New Brunswick Theological Seminary is taking this challenge head on by offering a new, collaborative Doctor of Ministry (D.Min.) degree program for Christian leaders who have the courage, passion and drive to understand and transform the systemic realities that are daily destroying the lives of individuals and communities. The centerpiece of this program is a network of faith-based organizations linked with community organizing efforts, prison think tanks and students inside prisons and jails to construct a context-specific pedagogy.
Our program is offered in partnership with the Program for Religion in Prisons (PREP) and Schools for Alternative Learning and Transformation (SALT). PREP and SALT share a common mission: to create educational partnerships that bring together those inside and those outside to study the theology, sociology, and the politics of crime and justice in America.
The learning processes in this format will not only provide healing for groups within the congregations and ministry settings of the doctoral candidates, but will have enormous benefits for the wider community as well.
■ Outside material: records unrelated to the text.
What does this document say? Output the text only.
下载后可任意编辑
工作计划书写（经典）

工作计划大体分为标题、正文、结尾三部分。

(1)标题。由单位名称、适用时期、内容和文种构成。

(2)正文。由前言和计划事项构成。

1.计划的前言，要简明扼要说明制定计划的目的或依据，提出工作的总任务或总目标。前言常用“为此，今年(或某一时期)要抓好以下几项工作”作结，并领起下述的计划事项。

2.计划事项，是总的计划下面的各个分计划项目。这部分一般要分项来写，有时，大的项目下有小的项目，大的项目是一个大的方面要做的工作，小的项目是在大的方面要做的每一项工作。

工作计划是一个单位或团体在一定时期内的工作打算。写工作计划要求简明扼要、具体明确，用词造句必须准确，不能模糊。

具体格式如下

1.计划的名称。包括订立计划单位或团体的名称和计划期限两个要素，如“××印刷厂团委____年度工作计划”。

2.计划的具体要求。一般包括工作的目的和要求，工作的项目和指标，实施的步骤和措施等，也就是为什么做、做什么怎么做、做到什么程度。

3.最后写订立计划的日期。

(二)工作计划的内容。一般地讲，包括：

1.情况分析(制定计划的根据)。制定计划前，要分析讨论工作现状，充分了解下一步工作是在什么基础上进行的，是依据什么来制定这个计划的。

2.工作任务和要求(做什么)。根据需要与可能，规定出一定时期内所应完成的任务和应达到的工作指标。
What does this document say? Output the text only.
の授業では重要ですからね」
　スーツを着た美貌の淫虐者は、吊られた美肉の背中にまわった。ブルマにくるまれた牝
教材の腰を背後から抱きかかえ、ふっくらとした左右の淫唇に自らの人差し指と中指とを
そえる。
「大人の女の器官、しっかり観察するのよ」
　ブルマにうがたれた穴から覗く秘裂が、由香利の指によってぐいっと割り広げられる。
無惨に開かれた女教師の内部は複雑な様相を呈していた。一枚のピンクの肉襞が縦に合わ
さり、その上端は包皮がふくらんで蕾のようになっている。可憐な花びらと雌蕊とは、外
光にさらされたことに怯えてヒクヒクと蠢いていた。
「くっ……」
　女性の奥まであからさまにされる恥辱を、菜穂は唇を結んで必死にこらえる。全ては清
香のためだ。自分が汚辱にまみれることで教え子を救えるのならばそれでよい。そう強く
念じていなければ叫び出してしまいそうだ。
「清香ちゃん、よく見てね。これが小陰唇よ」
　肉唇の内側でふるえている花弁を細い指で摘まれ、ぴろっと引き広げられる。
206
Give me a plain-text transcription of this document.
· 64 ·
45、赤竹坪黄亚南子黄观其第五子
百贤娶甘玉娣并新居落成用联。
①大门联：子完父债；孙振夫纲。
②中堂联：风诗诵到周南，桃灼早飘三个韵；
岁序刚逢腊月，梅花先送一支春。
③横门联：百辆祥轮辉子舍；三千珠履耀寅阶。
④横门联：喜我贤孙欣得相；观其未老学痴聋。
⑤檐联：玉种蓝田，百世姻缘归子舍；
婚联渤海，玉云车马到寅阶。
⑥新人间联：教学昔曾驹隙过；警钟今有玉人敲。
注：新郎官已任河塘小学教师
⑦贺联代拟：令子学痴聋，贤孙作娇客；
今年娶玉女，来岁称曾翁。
We need seminary faculty, community representatives, clergy and candidates trained in the various disciplines of urban living, transformative justice and the criminal justice system, and we need them to work together.
In addition, this program urges congregations to wrestle with questions around how to engage with the ninety-five percent of the more than 2.4 million people currently incarcerated who will return to our communities. How do we invite and equip the church to welcome those who have been incarcerated?
Stigma and shame loom large in congregations that have members who are incarcerated. By offering a D. Min. in Prisons, Public Policy and Transformative Justice degree program, New Brunswick Theological Seminary hopes to move the church from silence to critical thinking, transformative leadership and, ultimately, systemic change.